Chicago – April 09, 2025
U.S. President Donald Trump’s broad tariff policies, aimed at much of the world, have officially taken effect and outside of China, Southeast Asia has been hit especially hard.
Vietnam and Cambodia are among the most affected, facing steep tariffs of 46% and 49% respectively. Other countries such as Thailand (36%), Indonesia (32%), and Malaysia (24%) are also heavily impacted. Meanwhile, the Philippines faces a 17% tariff, and Singapore 10%.
This is a major setback for a region that relies heavily on exports. Much of Southeast Asia’s impressive economic progress over the past 30 years has been fueled by its ability to export goods globally, especially to the United States.
In Vietnam, exports to the U.S. make up about 30% of its GDP, while in Cambodia, the figure is around 25%.
These new tariffs put that growth model at serious risk.
If the tariffs remain in place long-term, their effects will vary across countries, but Vietnam, Thailand, and Cambodia are likely to face particularly difficult economic and political challenges. Vietnam’s strategy of maintaining balanced relationships with both China and the U.S.—often called “bamboo diplomacy”—is now under pressure.
Led by newly appointed Communist Party Secretary-General To Lam, Vietnam has outlined an ambitious strategy to become a high-income, technology-driven economy by 2045, targeting annual growth of more than 8%. Expanding exports to the U.S.—its largest market—was a key part of this vision.
This economic alignment was a driving force behind Vietnam’s decision to upgrade its ties with Washington to a Comprehensive Strategic Partnership in 2023.
With limited political opposition and tight control over dissent, Vietnam’s Communist Party has long relied on economic performance to maintain its legitimacy. Many economists had already viewed the country’s economic targets as overly optimistic—these tariffs will make achieving them even more difficult.

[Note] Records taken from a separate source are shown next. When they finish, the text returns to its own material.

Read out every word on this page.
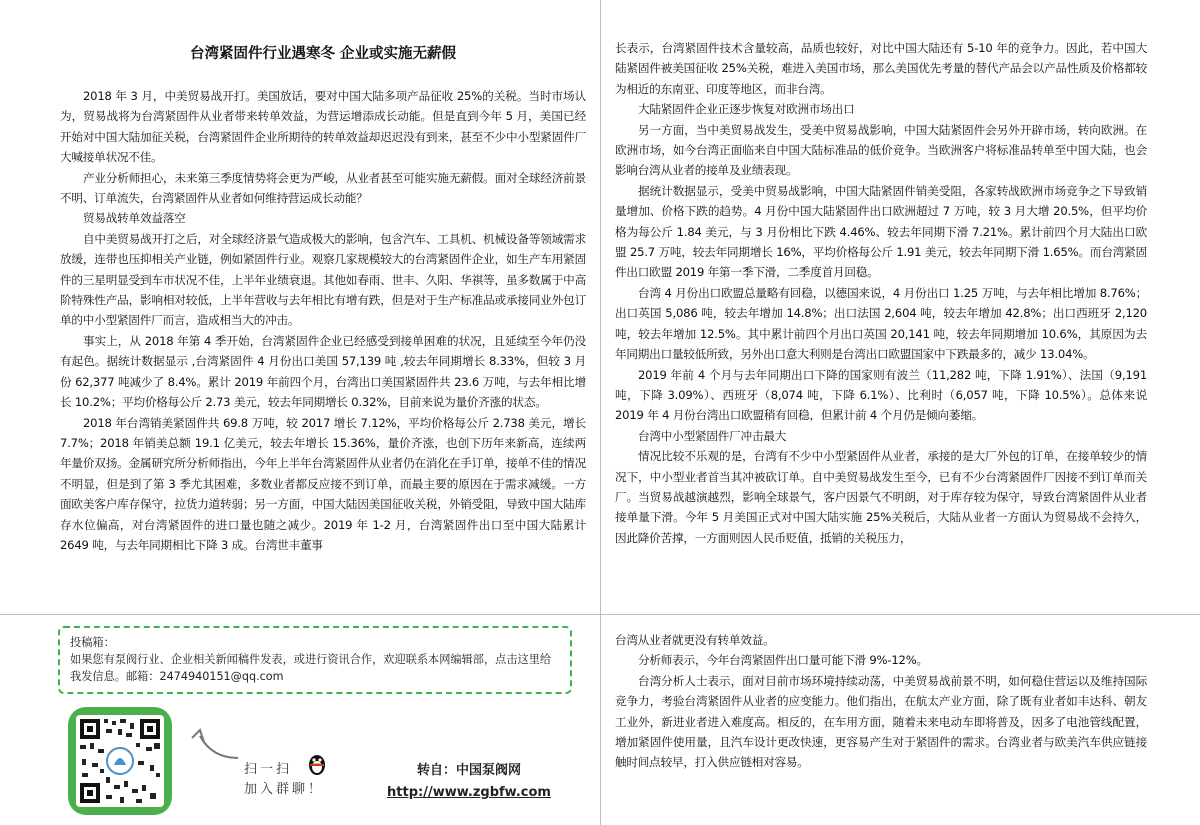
台湾紧固件行业遇寒冬 企业或实施无薪假

2018 年 3 月，中美贸易战开打。美国放话，要对中国大陆多项产品征收 25%的关税。当时市场认为，贸易战将为台湾紧固件从业者带来转单效益，为营运增添成长动能。但是直到今年 5 月，美国已经开始对中国大陆加征关税，台湾紧固件企业所期待的转单效益却迟迟没有到来，甚至不少中小型紧固件厂大喊接单状况不佳。

产业分析师担心，未来第三季度情势将会更为严峻，从业者甚至可能实施无薪假。面对全球经济前景不明、订单流失，台湾紧固件从业者如何维持营运成长动能？

贸易战转单效益落空

自中美贸易战开打之后，对全球经济景气造成极大的影响，包含汽车、工具机、机械设备等领域需求放缓，连带也压抑相关产业链，例如紧固件行业。观察几家规模较大的台湾紧固件企业，如生产车用紧固件的三星明显受到车市状况不佳，上半年业绩衰退。其他如春雨、世丰、久阳、华祺等，虽多数属于中高阶特殊性产品，影响相对较低，上半年营收与去年相比有增有跌，但是对于生产标准品或承接同业外包订单的中小型紧固件厂而言，造成相当大的冲击。

事实上，从 2018 年第 4 季开始，台湾紧固件企业已经感受到接单困难的状况，且延续至今年仍没有起色。据统计数据显示 ,台湾紧固件 4 月份出口美国 57,139 吨 ,较去年同期增长 8.33%，但较 3 月份 62,377 吨减少了 8.4%。累计 2019 年前四个月，台湾出口美国紧固件共 23.6 万吨，与去年相比增长 10.2%；平均价格每公斤 2.73 美元，较去年同期增长 0.32%，目前来说为量价齐涨的状态。

2018 年台湾销美紧固件共 69.8 万吨，较 2017 增长 7.12%，平均价格每公斤 2.738 美元，增长 7.7%；2018 年销美总额 19.1 亿美元，较去年增长 15.36%，量价齐涨，也创下历年来新高，连续两年量价双扬。金属研究所分析师指出，今年上半年台湾紧固件从业者仍在消化在手订单，接单不佳的情况不明显，但是到了第 3 季尤其困难，多数业者都反应接不到订单，而最主要的原因在于需求减缓。一方面欧美客户库存保守，拉货力道转弱；另一方面，中国大陆因美国征收关税，外销受阻，导致中国大陆库存水位偏高，对台湾紧固件的进口量也随之减少。2019 年 1-2 月，台湾紧固件出口至中国大陆累计 2649 吨，与去年同期相比下降 3 成。台湾世丰董事

长表示，台湾紧固件技术含量较高，品质也较好，对比中国大陆还有 5-10 年的竞争力。因此，若中国大陆紧固件被美国征收 25%关税，难进入美国市场，那么美国优先考量的替代产品会以产品性质及价格都较为相近的东南亚、印度等地区，而非台湾。

大陆紧固件企业正逐步恢复对欧洲市场出口

另一方面，当中美贸易战发生，受美中贸易战影响，中国大陆紧固件会另外开辟市场，转向欧洲。在欧洲市场，如今台湾正面临来自中国大陆标准品的低价竞争。当欧洲客户将标准品转单至中国大陆，也会影响台湾从业者的接单及业绩表现。

据统计数据显示，受美中贸易战影响，中国大陆紧固件销美受阻，各家转战欧洲市场竞争之下导致销量增加、价格下跌的趋势。4 月份中国大陆紧固件出口欧洲超过 7 万吨，较 3 月大增 20.5%，但平均价格为每公斤 1.84 美元，与 3 月份相比下跌 4.46%、较去年同期下滑 7.21%。累计前四个月大陆出口欧盟 25.7 万吨，较去年同期增长 16%，平均价格每公斤 1.91 美元，较去年同期下滑 1.65%。而台湾紧固件出口欧盟 2019 年第一季下滑，二季度首月回稳。

台湾 4 月份出口欧盟总量略有回稳，以德国来说，4 月份出口 1.25 万吨，与去年相比增加 8.76%；出口英国 5,086 吨，较去年增加 14.8%；出口法国 2,604 吨，较去年增加 42.8%；出口西班牙 2,120 吨，较去年增加 12.5%。其中累计前四个月出口英国 20,141 吨，较去年同期增加 10.6%，其原因为去年同期出口量较低所致，另外出口意大利则是台湾出口欧盟国家中下跌最多的，减少 13.04%。

2019 年前 4 个月与去年同期出口下降的国家则有波兰（11,282 吨，下降 1.91%）、法国（9,191 吨，下降 3.09%）、西班牙（8,074 吨，下降 6.1%）、比利时（6,057 吨，下降 10.5%）。总体来说 2019 年 4 月份台湾出口欧盟稍有回稳，但累计前 4 个月仍是倾向萎缩。

台湾中小型紧固件厂冲击最大

情况比较不乐观的是，台湾有不少中小型紧固件从业者，承接的是大厂外包的订单，在接单较少的情况下，中小型业者首当其冲被砍订单。自中美贸易战发生至今，已有不少台湾紧固件厂因接不到订单而关厂。当贸易战越演越烈，影响全球景气，客户因景气不明朗，对于库存较为保守，导致台湾紧固件从业者接单量下滑。今年 5 月美国正式对中国大陆实施 25%关税后，大陆从业者一方面认为贸易战不会持久，因此降价苦撑，一方面则因人民币贬值，抵销的关税压力，

台湾从业者就更没有转单效益。

分析师表示，今年台湾紧固件出口量可能下滑 9%-12%。

台湾分析人士表示，面对目前市场环境持续动荡，中美贸易战前景不明，如何稳住营运以及维持国际竞争力，考验台湾紧固件从业者的应变能力。他们指出，在航太产业方面，除了既有业者如丰达科、朝友工业外，新进业者进入难度高。相反的，在车用方面，随着未来电动车即将普及，因多了电池管线配置，增加紧固件使用量，且汽车设计更改快速，更容易产生对于紧固件的需求。台湾业者与欧美汽车供应链接触时间点较早，打入供应链相对容易。

投稿箱：
如果您有泵阀行业、企业相关新闻稿件发表，或进行资讯合作，欢迎联系本网编辑部，点击这里给我发信息。邮箱：2474940151@qq.com
扫一扫
加入群聊！
转自：中国泵阀网
http://www.zgbfw.com
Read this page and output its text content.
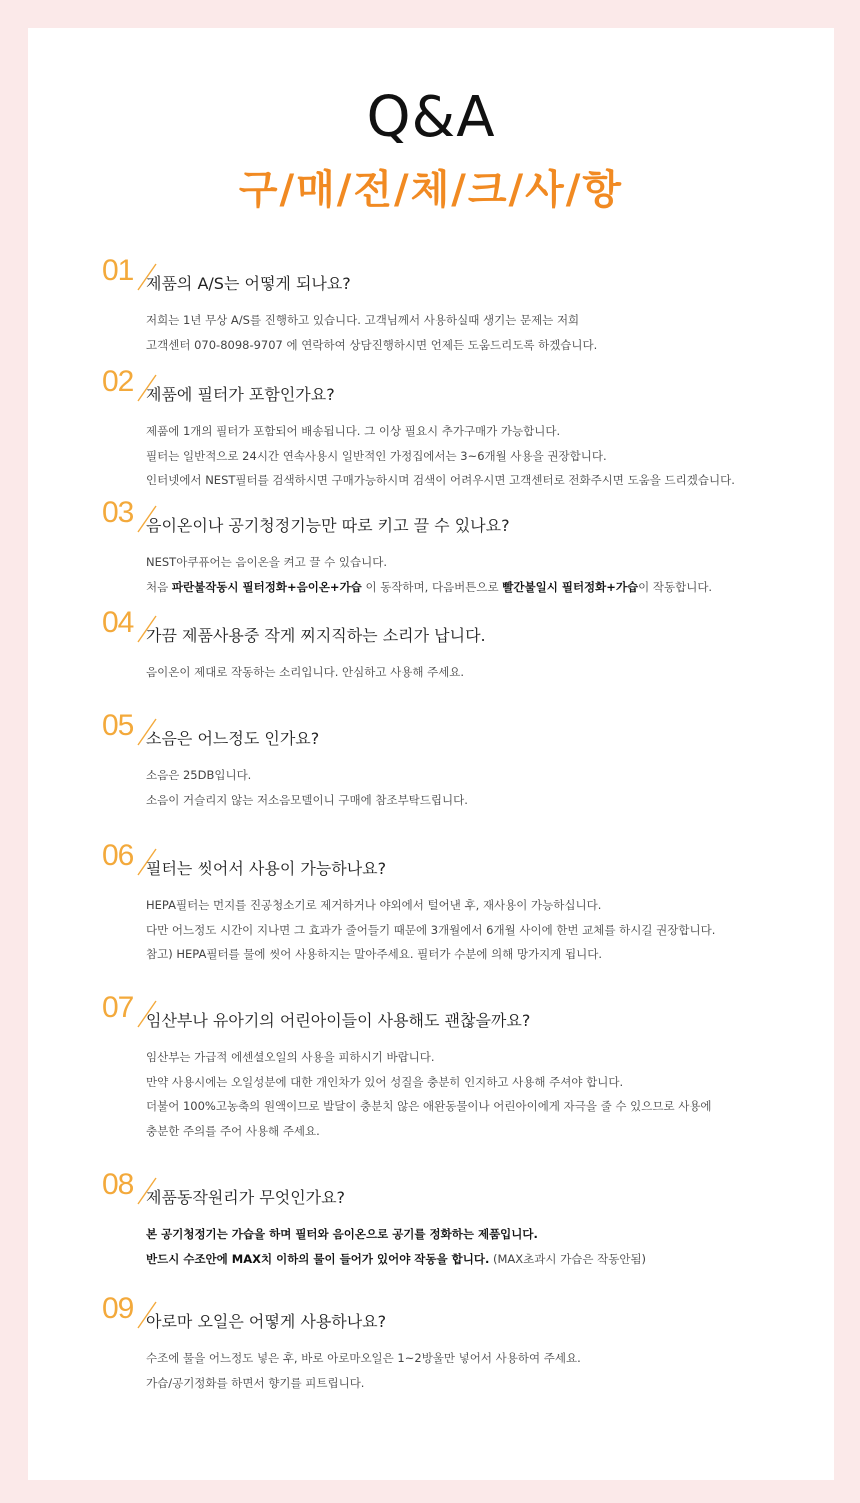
Q&A
구/매/전/체/크/사/항
01 제품의 A/S는 어떻게 되나요?
저희는 1년 무상 A/S를 진행하고 있습니다. 고객님께서 사용하실때 생기는 문제는 저희
고객센터 070-8098-9707 에 연락하여 상담진행하시면 언제든 도움드리도록 하겠습니다.
02 제품에 필터가 포함인가요?
제품에 1개의 필터가 포함되어 배송됩니다. 그 이상 필요시 추가구매가 가능합니다.
필터는 일반적으로 24시간 연속사용시 일반적인 가정집에서는 3~6개월 사용을 권장합니다.
인터넷에서 NEST필터를 검색하시면 구매가능하시며 검색이 어려우시면 고객센터로 전화주시면 도움을 드리겠습니다.
03 음이온이나 공기청정기능만 따로 키고 끌 수 있나요?
NEST아쿠퓨어는 음이온을 켜고 끌 수 있습니다.
처음 파란불작동시 필터정화+음이온+가습 이 동작하며, 다음버튼으로 빨간불일시 필터정화+가습이 작동합니다.
04 가끔 제품사용중 작게 찌지직하는 소리가 납니다.
음이온이 제대로 작동하는 소리입니다. 안심하고 사용해 주세요.
05 소음은 어느정도 인가요?
소음은 25DB입니다.
소음이 거슬리지 않는 저소음모델이니 구매에 참조부탁드립니다.
06 필터는 씻어서 사용이 가능하나요?
HEPA필터는 먼지를 진공청소기로 제거하거나 야외에서 털어낸 후, 재사용이 가능하십니다.
다만 어느정도 시간이 지나면 그 효과가 줄어들기 때문에 3개월에서 6개월 사이에 한번 교체를 하시길 권장합니다.
참고) HEPA필터를 물에 씻어 사용하지는 말아주세요. 필터가 수분에 의해 망가지게 됩니다.
07 임산부나 유아기의 어린아이들이 사용해도 괜찮을까요?
임산부는 가급적 에센셜오일의 사용을 피하시기 바랍니다.
만약 사용시에는 오일성분에 대한 개인차가 있어 성질을 충분히 인지하고 사용해 주셔야 합니다.
더불어 100%고농축의 원액이므로 발달이 충분치 않은 애완동물이나 어린아이에게 자극을 줄 수 있으므로 사용에
충분한 주의를 주어 사용해 주세요.
08 제품동작원리가 무엇인가요?
본 공기청정기는 가습을 하며 필터와 음이온으로 공기를 정화하는 제품입니다.
반드시 수조안에 MAX치 이하의 물이 들어가 있어야 작동을 합니다. (MAX초과시 가습은 작동안됨)
09 아로마 오일은 어떻게 사용하나요?
수조에 물을 어느정도 넣은 후, 바로 아로마오일은 1~2방울만 넣어서 사용하여 주세요.
가습/공기정화를 하면서 향기를 피트립니다.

Thailand, while less reliant on U.S. exports (under 10% of GDP), is grappling with a sluggish economy that has underperformed for over a decade. The government’s recent attempts to boost growth, such as a failed initiative to legalize gambling, have struggled. The new tariffs represent yet another economic hurdle.
For Cambodia, the impact could be even more politically destabilizing.
Prime Minister Hun Manet, who took over from his father Hun Sen two years ago, has maintained a similarly authoritarian style of governance. But his regime faces vulnerabilities.
Maintaining control has involved handing out economic favors—such as land and business monopolies—to rival factions. This approach has led to an oversupply of unsold property and growing public anger over land seizures.
The garment industry, which employs around 750,000 workers, has served as a crucial safety net for the country’s poorest citizens. But many of these jobs are now at risk due to the U.S. tariffs, posing serious economic and political challenges for the Cambodian government.